また、全309世帯を11班の避難誘導班に区分している。居住者台帳という仕組みを2005年に作り、災害時要援護者情報は100%把握している。世帯別、個人別に生年月日、性別、血液型、既往症、常用薬、掛かりつけの医療機関と診療科目、担当医、自力避難に支障ある理由、帰宅困難者に該当するかどうか、帰宅困難になった場合の主な滞在地などを居住者が自己申告するシステムである。2015年2月現在で住民の96%がこの台帳を提出している。

ソフィアステイシアの地区防災計画の特徴は、当地で起こり得る固有の災害を具体的にイメージして作っている点である。自然防災だけではなく、発災直後の初動対応から応急対応、在宅避難生活の継続、そしてマンションの復旧・復興までを視野に入れた実践的な防災計画となっている。マンション管理規約集を全面改正して、災害即応型とした。また、意思決定・予算執行の権限を明確化した。というのは、管理組合理事長が外出先で被災して帰宅困難になってしまった場合、意思決定権限が発揮できない。当然、こういう大きな被害を受けた時には、管理組合の総会も自治会も開けない。そういうときにマンションの緊急復旧をやるときの意思決定の方法や予算執行、どういうことをやるかというのを、この管理規約集を改正して明確化している。

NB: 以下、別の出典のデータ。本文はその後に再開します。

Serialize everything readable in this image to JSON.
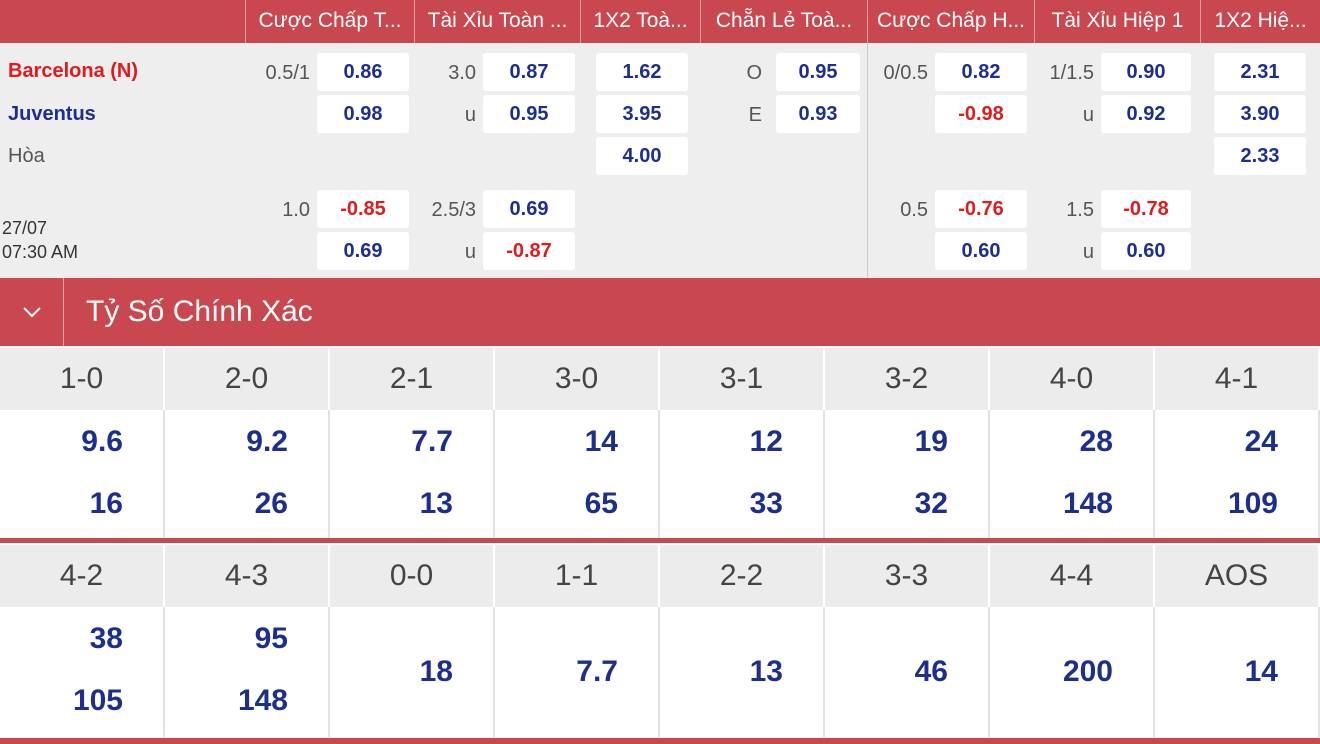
{
  "header": {
    "tabs": [
      "Cược Chấp T...",
      "Tài Xỉu Toàn ...",
      "1X2 Toà...",
      "Chẵn Lẻ Toà...",
      "Cược Chấp H...",
      "Tài Xỉu Hiệp 1",
      "1X2 Hiệ..."
    ]
  },
  "match": {
    "home": "Barcelona (N)",
    "away": "Juventus",
    "draw": "Hòa",
    "date": "27/07",
    "time": "07:30 AM"
  },
  "odds": {
    "main": {
      "ah_line": "0.5/1",
      "ah_home": "0.86",
      "ah_away": "0.98",
      "ou_line": "3.0",
      "ou_over": "0.87",
      "ou_under_label": "u",
      "ou_under": "0.95",
      "x12_home": "1.62",
      "x12_away": "3.95",
      "x12_draw": "4.00",
      "oe_odd_label": "O",
      "oe_odd": "0.95",
      "oe_even_label": "E",
      "oe_even": "0.93",
      "h1_ah_line": "0/0.5",
      "h1_ah_home": "0.82",
      "h1_ah_away": "-0.98",
      "h1_ou_line": "1/1.5",
      "h1_ou_over": "0.90",
      "h1_ou_under_label": "u",
      "h1_ou_under": "0.92",
      "h1_x12_home": "2.31",
      "h1_x12_away": "3.90",
      "h1_x12_draw": "2.33"
    },
    "alt": {
      "ah_line": "1.0",
      "ah_home": "-0.85",
      "ah_away": "0.69",
      "ou_line": "2.5/3",
      "ou_over": "0.69",
      "ou_under_label": "u",
      "ou_under": "-0.87",
      "h1_ah_line": "0.5",
      "h1_ah_home": "-0.76",
      "h1_ah_away": "0.60",
      "h1_ou_line": "1.5",
      "h1_ou_over": "-0.78",
      "h1_ou_under_label": "u",
      "h1_ou_under": "0.60"
    }
  },
  "correct_score": {
    "title": "Tỷ Số Chính Xác",
    "row1": [
      {
        "score": "1-0",
        "home": "9.6",
        "away": "16"
      },
      {
        "score": "2-0",
        "home": "9.2",
        "away": "26"
      },
      {
        "score": "2-1",
        "home": "7.7",
        "away": "13"
      },
      {
        "score": "3-0",
        "home": "14",
        "away": "65"
      },
      {
        "score": "3-1",
        "home": "12",
        "away": "33"
      },
      {
        "score": "3-2",
        "home": "19",
        "away": "32"
      },
      {
        "score": "4-0",
        "home": "28",
        "away": "148"
      },
      {
        "score": "4-1",
        "home": "24",
        "away": "109"
      }
    ],
    "row2": [
      {
        "score": "4-2",
        "home": "38",
        "away": "105"
      },
      {
        "score": "4-3",
        "home": "95",
        "away": "148"
      },
      {
        "score": "0-0",
        "single": "18"
      },
      {
        "score": "1-1",
        "single": "7.7"
      },
      {
        "score": "2-2",
        "single": "13"
      },
      {
        "score": "3-3",
        "single": "46"
      },
      {
        "score": "4-4",
        "single": "200"
      },
      {
        "score": "AOS",
        "single": "14"
      }
    ]
  },
  "colors": {
    "accent": "#c9474f",
    "odds_blue": "#1c2f8f",
    "negative_red": "#e01b1b",
    "home_team": "#e01b1b",
    "away_team": "#1c2f8f"
  }
}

防災訓練は、毎年テーマを変え、具体的な災害が発生したら、どのような災害がマンションを襲い、どのような被害が発生する恐れがあるかということを具体的にシミュレーションした上で行われる。シミュレーションのシナリオは大体4カ月かけて準備する。負傷者の救助、初期消火、高層階への一斉避難、災害時要援護者の担架搬送、高層階バルコニーからのハシゴ車救助、避難ハッチの脱出訓練、AEDの応急救護などを実施する。

毎年、避難誘導班ごとに防災講習会もやっている。直近では「災害イマジネーショントレーニング」講習会を開いた。災害が起きた直後、大体10 秒~ 15秒間くらいのとっさの行動で、その人が死んでしまうか、生き延びることができるかが分かれてしまう。今回は、「ある日突然首都直下地震が発生した!」という想定で、その時に居た場所、その時の行動を前提として、災害で死なないためにはどう行動したらいいかということを具体的に訓練した。

『ソフィアステイシア危機管理マニュアル』はマンションの全世帯に配布し、毎年住民交流会のテキストとして使っている。危険予知と危機回避、被害の最小化の方法について具体的に記述している。